Il Rapporto mostra che circa il 20% della spesa totale per il welfare è a carico delle famiglie. Di fronte all'assenza o all'inadeguatezza dei servizi chi può permetterselo (sempre di meno) paga di tasca propria. Chi invece non ha le risorse necessarie rinuncia o attende, creando così un «popolo di vulnerabili in sala d'attesa».
È l’attacco dell’articolo che prosegue così: “Il tema dell'investimento sul welfare come fattore di sviluppo apre il problema enorme della qualità democratica del Paese perché, a tale obiettivo, vanno allineate le "regole del gioco" (politiche fiscali, quelle del lavoro, la responsabilità sociale d'impresa, la conciliazione vita-lavoro). Per questa ragione la protezione sociale andrebbe riformata mettendo a frutto le innovazioni che il progresso offre per distribuirne i benefici a tutti. L'esigenza di risparmiare ha portato le istituzioni a frammentare i servizi in base a singoli bisogni, quelli dei disabili, degli anziani, delle persone affette da dipendenze o con disturbi psichiatrici. È il servizio a essere assunto come criterio, non la persona”.
Il Rapporto propone diverse soluzioni, conclude Vittadini: “La presa in carico della persona, la progettazione integrata dei servizi, l'aumento degli investimenti sul capitale umano, la collaborazione tra pubblica amministrazione e Terzo settore che esca dalle logiche di mercato, la razionalizzazione dei flussi di spesa da parte di una regia centrale e il superamento del criterio della spesa storica con un approccio basato sul monitoraggio dei bisogni. Aiutare le persone e le comunità locali a rimettersi in azione, a riprendere in mano la propria vita, o ad assistere quella degli altri è più che mai importante in un'epoca di disintermediazione e sfaldamento delle relazioni. (…) La trasformazione del welfare deve essere un'azione comune che valorizzi l'esistente, ovvero la «biodiversità» delle istituzioni con una «finalità pubblica», disposte a condividere progettualità orientate al bene comune, secondo il principio di sussidiarietà, in un contesto in cui i soggetti pubblici sono chiamati a stabilire gli obiettivi di qualità dei servizi e a monitorare il loro perseguimento. Per costruire un nuovo patto sociale, che risponda alle esigenze di tutti, occorrono "più società e più Stato insieme".
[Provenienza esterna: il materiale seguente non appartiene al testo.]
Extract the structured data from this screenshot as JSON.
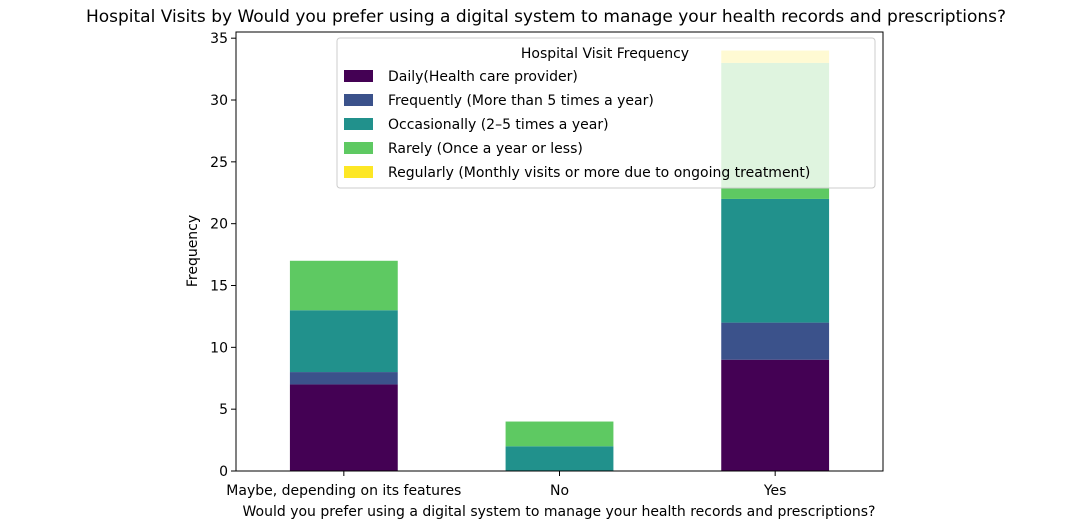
{
  "chart_data": {
    "type": "bar",
    "stacked": true,
    "title": "Hospital Visits by Would you prefer using a digital system to manage your health records and prescriptions?",
    "xlabel": "Would you prefer using a digital system to manage your health records and prescriptions?",
    "ylabel": "Frequency",
    "ylim": [
      0,
      35.5
    ],
    "yticks": [
      0,
      5,
      10,
      15,
      20,
      25,
      30,
      35
    ],
    "categories": [
      "Maybe, depending on its features",
      "No",
      "Yes"
    ],
    "legend_title": "Hospital Visit Frequency",
    "legend_position": "upper right",
    "series": [
      {
        "name": "Daily(Health care provider)",
        "color": "#440154",
        "values": [
          7,
          0,
          9
        ]
      },
      {
        "name": "Frequently (More than 5 times a year)",
        "color": "#3b528b",
        "values": [
          1,
          0,
          3
        ]
      },
      {
        "name": "Occasionally (2–5 times a year)",
        "color": "#21918c",
        "values": [
          5,
          2,
          10
        ]
      },
      {
        "name": "Rarely (Once a year or less)",
        "color": "#5ec962",
        "values": [
          4,
          2,
          11
        ]
      },
      {
        "name": "Regularly (Monthly visits or more due to ongoing treatment)",
        "color": "#fde725",
        "values": [
          0,
          0,
          1
        ]
      }
    ]
  }
}
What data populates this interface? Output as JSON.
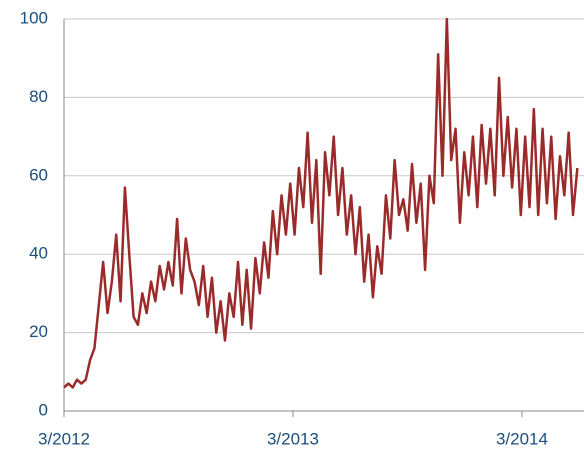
{
  "chart_data": {
    "type": "line",
    "x": [
      2012.167,
      2012.186,
      2012.205,
      2012.224,
      2012.243,
      2012.262,
      2012.281,
      2012.3,
      2012.319,
      2012.338,
      2012.357,
      2012.376,
      2012.395,
      2012.414,
      2012.433,
      2012.452,
      2012.471,
      2012.49,
      2012.509,
      2012.528,
      2012.547,
      2012.566,
      2012.585,
      2012.604,
      2012.623,
      2012.642,
      2012.661,
      2012.68,
      2012.699,
      2012.718,
      2012.737,
      2012.756,
      2012.775,
      2012.794,
      2012.813,
      2012.832,
      2012.851,
      2012.87,
      2012.889,
      2012.908,
      2012.927,
      2012.946,
      2012.965,
      2012.984,
      2013.003,
      2013.022,
      2013.041,
      2013.06,
      2013.079,
      2013.098,
      2013.117,
      2013.136,
      2013.155,
      2013.174,
      2013.193,
      2013.212,
      2013.231,
      2013.25,
      2013.269,
      2013.288,
      2013.307,
      2013.326,
      2013.345,
      2013.364,
      2013.383,
      2013.402,
      2013.421,
      2013.44,
      2013.459,
      2013.478,
      2013.497,
      2013.516,
      2013.535,
      2013.554,
      2013.573,
      2013.592,
      2013.611,
      2013.63,
      2013.649,
      2013.668,
      2013.687,
      2013.706,
      2013.725,
      2013.744,
      2013.763,
      2013.782,
      2013.801,
      2013.82,
      2013.839,
      2013.858,
      2013.877,
      2013.896,
      2013.915,
      2013.934,
      2013.953,
      2013.972,
      2013.991,
      2014.01,
      2014.029,
      2014.048,
      2014.067,
      2014.086,
      2014.105,
      2014.124,
      2014.143,
      2014.162,
      2014.181,
      2014.2,
      2014.219,
      2014.238,
      2014.257,
      2014.276,
      2014.295,
      2014.314,
      2014.333,
      2014.352,
      2014.371,
      2014.39,
      2014.409
    ],
    "values": [
      6,
      7,
      6,
      8,
      7,
      8,
      13,
      16,
      27,
      38,
      25,
      33,
      45,
      28,
      57,
      40,
      24,
      22,
      30,
      25,
      33,
      28,
      37,
      31,
      38,
      32,
      49,
      30,
      44,
      36,
      33,
      27,
      37,
      24,
      34,
      20,
      28,
      18,
      30,
      24,
      38,
      22,
      36,
      21,
      39,
      30,
      43,
      34,
      51,
      40,
      55,
      45,
      58,
      45,
      62,
      52,
      71,
      48,
      64,
      35,
      66,
      55,
      70,
      50,
      62,
      45,
      55,
      40,
      52,
      33,
      45,
      29,
      42,
      35,
      55,
      44,
      64,
      50,
      54,
      46,
      63,
      48,
      58,
      36,
      60,
      53,
      91,
      60,
      100,
      64,
      72,
      48,
      66,
      55,
      70,
      52,
      73,
      58,
      72,
      55,
      85,
      60,
      75,
      57,
      72,
      50,
      70,
      52,
      77,
      50,
      72,
      53,
      70,
      49,
      65,
      55,
      71,
      50,
      62
    ],
    "color": "#9b2b2b",
    "xlim": [
      2012.167,
      2014.438
    ],
    "xticks": [
      {
        "value": 2012.167,
        "label": "3/2012"
      },
      {
        "value": 2013.167,
        "label": "3/2013"
      },
      {
        "value": 2014.167,
        "label": "3/2014"
      }
    ],
    "ylim": [
      0,
      100
    ],
    "yticks": [
      0,
      20,
      40,
      60,
      80,
      100
    ],
    "grid": true
  }
}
Intervista a Giorgio Vittadini su Avvenire del 19 febbraio a cura di Paolo Viana. “L’Italia investe su cura e istruzione per tornare a essere un Paese solidale” è il titolo dell’articolo. “Il welfare è una conquista civile” dice il Presidente della Fondazione per la Sussidiarietà “però in declino: il 20% della spesa totale per il welfare è a carico delle famiglie, i bambini che frequentano gli asili nido sono meno del 30% rispetto al 38% della media europea; oltre un quarto (28,4%) delle famiglie con persone disabili è a rischio di povertà o esclusione sociale, una percentuale tra il 67 e l’80% ha incontrato grosse difficoltà o impossibilità di accesso ai servizi fondamentali del welfare negli ultimi tre anni”.
Vittadini sottolinea come il diritto tutti a vivere dignitosamente come sancisce la Carta Costituzionale “è su una brutta china”. Soprattutto nel caso della sanità, meno nell’assistenza sociale o nelle politiche che riguardano la conciliazione tra maternità e lavoro.
Tante le problematiche che il welfare non riesce ad affrontare. Il motivo, dice Vittadini, è dovuto al fatto che “è stato costruito pezzo per pezzo negli anni e non mettendo a sistema il contributo di tutti, realtà sociali in primis, che più facilmente permettono la presa in carico della perdonano solo dei suoi bisogni parcellizzati”.
Cosa propone dunque questo Rapporto per uscire da questo quadro? “Il Rapporto propone una riforma complessiva fondata sulla presa in carico della persona, sulla progettazione integrata dei servizi, sull'aumento degli investimenti in capitale umano, sulla collaborazione tra pubblica amministrazione e Terzo settore che esca dalle logiche di mercato, sulla razionalizzazione dei flussi di spesa, sul superamento del criterio della spesa storica. Consigliamo di lavorare sulle reti, in una logica di costruzione relazionale, in grado di generare capitale sociale. Secondo il principio di sussidiarietà: più società e più Stato insieme”.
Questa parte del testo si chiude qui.